Un ancien officier nazi aujourd'hui nonagénaire et déjà condamné par contumace à la perpétuité en Italie a nié toute responsabilité dans un massacre de civils commis en Toscane en 1944, lundi à l'ouverture de son procès à Munich (sud de l'Allemagne).

Josef Scheungraber, 90 ans, est accusé d'avoir ordonné des représailles après un accrochage avec des partisans italiens, alors qu'il commandait une compagnie de chasseurs alpins. Quatorze civils avaient été tués le 26 juin 1944 à Falzano di Cortona.

La plupart des victimes, âgées de 16 à 74 ans, avaient été enfermées au rez-de-chaussée d'une ferme. Les portes avaient été barricadées puis l'édifice dynamité. Seul un garçon de 15 ans avait survécu.

Quatorze assassinats et une tentative ont été retenus dans l'acte d'accusation, qui souligne la barbarie du massacre.

Une poignée de manifestants s'étaient retrouvés devant le tribunal de M-nich, brandissant des panneaux dénonçant un «meurtrier de masse».

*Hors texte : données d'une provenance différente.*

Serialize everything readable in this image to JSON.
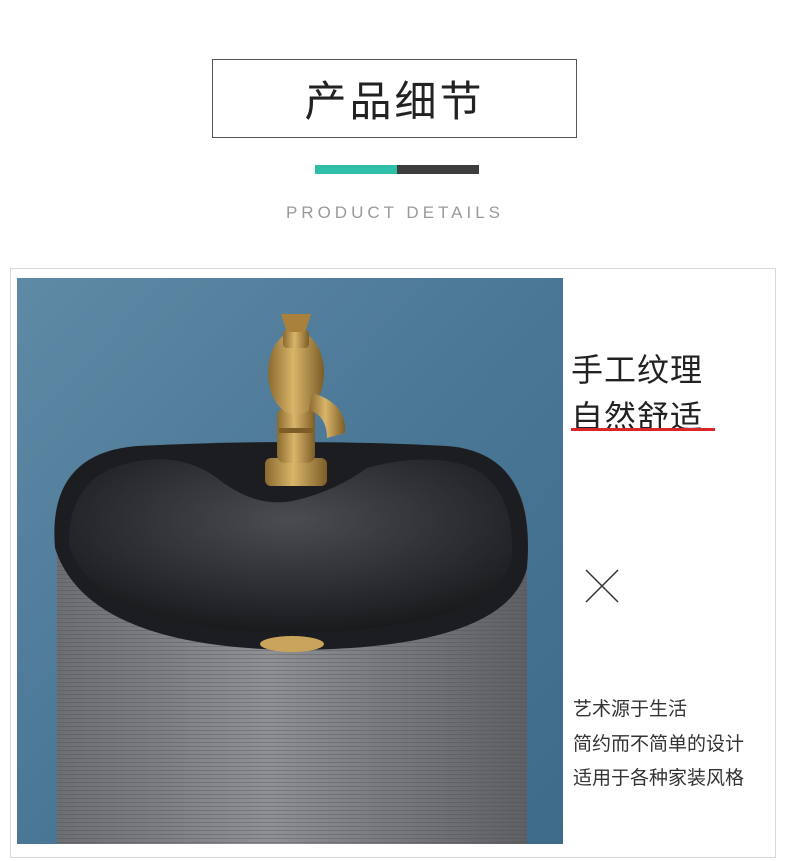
{
  "header": {
    "title": "产品细节",
    "subtitle": "PRODUCT DETAILS",
    "colors": {
      "teal": "#2fbfa8",
      "dark": "#3d3d3d"
    }
  },
  "feature": {
    "headline_line1": "手工纹理",
    "headline_line2": "自然舒适",
    "accent_color": "#d8262a",
    "divider_icon": "x-icon",
    "description": [
      "艺术源于生活",
      "简约而不简单的设计",
      "适用于各种家装风格"
    ]
  }
}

Dans le box, devant une salle d'audience comble, le vieil homme aux cheveux blancs portant une veste grise bavaroise à boutons de corne, a écouté au casque la lecture de l'acte d'accusation. Son ouïe est défaillante.

Bien que s'appuyant sur une canne il semblait en bonne santé, mais n'a pas pris la parole.

Mais «M. Scheungraber récuse dans leur totalité les reproches formulés», a affirmé son avocat Christian St-nkel. «Il nie» avoir donné ou reçu «en tant que chef de compagnie un ordre qui a abouti à ce qu'une maison soit dynamitée».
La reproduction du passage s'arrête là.